M.S : Je ne veux pas me prononcer des décisions internes de l’ESA. Mais il est clair que le secteur spatial est un secteur de haute technologie et particulièrement innovateur. Il produit en général des résultats qui vont bien au-delà du secteur lui-même. Selon nos estimations, chaque euro investit dans la politique spatiale produit un retour de sept euros. C’est donc en général un très bon investissement.

H.M : La politique spatiale européenne est-elle aussi un moyen d’affirmation de la puissance européenne sur la scène internationale ?

M.S : Bien sûr. L’autonomie en matière d’exploitation de systèmes satellitaires et en matière d’accès à l’espace revêt une importance économique et politique énorme. Prenez les systèmes de navigation et de positionnement. 7% de notre PIB en Europe en dépend. Ils seront essentiels pour des technologies d’avenir comme les voitures connectées ou les voitures autonomes. Leurs fonctions de synchronisation sont essentielles pour la gestion de grandes infrastructures critiques. Il est donc important de ne pas dépendre seulement de systèmes non-européens. En matière d’accès a l’espace, nous avons bien montré que l’Europe porte un intérêt stratégique à disposer de l’autonomie et que la Commission est prête à utiliser tout son poids pour promouvoir cet objectif, notamment en regroupant ses besoins de lancements afin de donner plus de prédictibilité aux opérateurs économiques concernés. Nous voulons aussi utiliser nos programmes de recherche pour soutenir le développement de nouvelles technologies en matière de lanceurs comme les lanceurs réutilisables.

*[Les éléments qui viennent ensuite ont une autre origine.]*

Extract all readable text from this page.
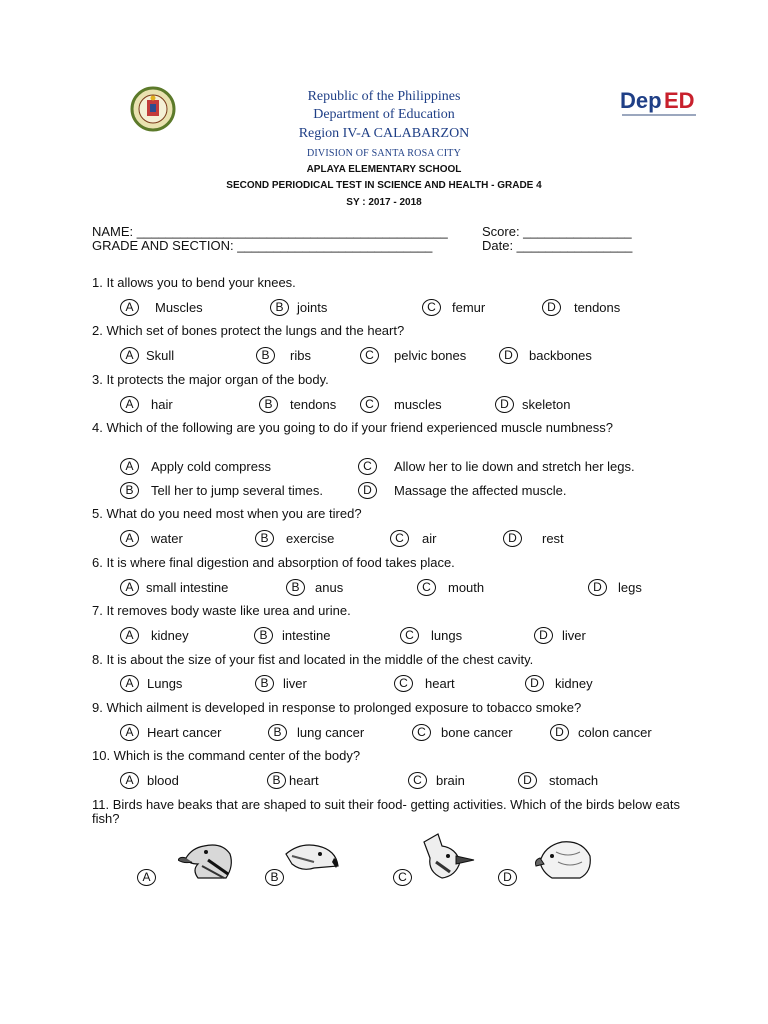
Dep ED
Republic of the Philippines
Department of Education
Region IV-A CALABARZON
DIVISION OF SANTA ROSA CITY
APLAYA ELEMENTARY SCHOOL
SECOND PERIODICAL TEST IN SCIENCE AND HEALTH - GRADE 4
SY : 2017 - 2018
NAME: ___________________________________________	Score: _______________
GRADE AND SECTION: ___________________________	Date: ________________
1. It allows you to bend your knees.
A	Muscles	B	joints	C	femur	D	tendons
2. Which set of bones protect the lungs and the heart?
A Skull	B	ribs	C	pelvic bones	D	backbones
3. It protects the major organ of the body.
A	hair	B	tendons	C	muscles	D	skeleton
4. Which of the following are you going to do if your friend experienced muscle numbness?
A	Apply cold compress	C	Allow her to lie down and stretch her legs.
B	Tell her to jump several times.	D	Massage the affected muscle.
5. What do you need most when you are tired?
A	water	B	exercise	C	air	D	rest
6. It is where final digestion and absorption of food takes place.
A small intestine	B	anus	C	mouth	D	legs
7. It removes body waste like urea and urine.
A	kidney	B	intestine	C	lungs	D	liver
8. It is about the size of your fist and located in the middle of the chest cavity.
A	Lungs	B	liver	C	heart	D	kidney
9. Which ailment is developed in response to prolonged exposure to tobacco smoke?
A	Heart cancer	B	lung cancer	C	bone cancer	D	colon cancer
10. Which is the command center of the body?
A	blood	B heart	C	brain	D	stomach
11. Birds have beaks that are shaped to suit their food- getting activities. Which of the birds below eats fish?
A	B	C	D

H.M : L’industrie spatiale européenne fait-elle le poids face à ses concurrents chinois, russes ou américains ?

M.S : Nous avons une industrie forte qui représente 21% de la valeur du secteur spatial global. Nos producteurs de satellites captent un tiers du marché global, et nos lanceurs sont fiables et hautement compétitifs. Néanmoins, il faut constater que le secteur change. Nous voyons que surtout aux Etats-Unis il y a un secteur privé dynamique qui est en plein essor, d’ailleurs souvent avec des Européens qui y participent. Cette dynamique contribue à l’innovation, à la croissance, mais aussi à la réduction des coûts et l’accroissement de la compétitivité dans beaucoup de domaines. Nous voulons intensifier notre soutien aux entrepreneurs de l’espace au moyen de programmes de financement de l’Union, pour favoriser les investissements dans le secteur. Notre objectif est de soutenir les jeunes entreprises actives dans le secteur spatial et de faciliter l’émergence de pôles et clusters spatiaux dans toute l’Europe

H.M : L’épopée Rosetta a passionné les Européens. Pensez-vous que la politique spatiale européenne peut être un facteur d’identité européenne ?

M.S : Je crois que la politique spatiale est le secteur par excellence où nous autres Européens sommes beaucoup plus forts, ensemble, et pouvons faire des choses qu’aucun de nos Etats membres ne pourrait faire seul. C’est cette unité qui nous permet de coopérer avec des Etats comme les Etats-Unis, la Chine ou la Russie. Je crois que nous pouvons être fiers des succès européens dans le domaine de l’espace. La réponse est donc oui, la politique spatiale peut faire la preuve que cette identité européenne est bien vivante

L’Agence spatiale européenne et l’Union

L’Agence spatiale européenne est une organisation internationale regroupant 22 Etats membres. Depuis 2000, l’Agence spatiale européenne et l’Union européenne coopèrent au sein d’un conseil commun. L’Agence spatiale européenne se voit confier le volet spatial de projets financés par l’Union européenne. Parmi les projets financés par l’Union européenne, le système européen de positionnement par satellite appelé Galileo, puis Copernicus, un système d’observation de la Terre destiné à fournir des informations précises et actualisées sur l’environnement.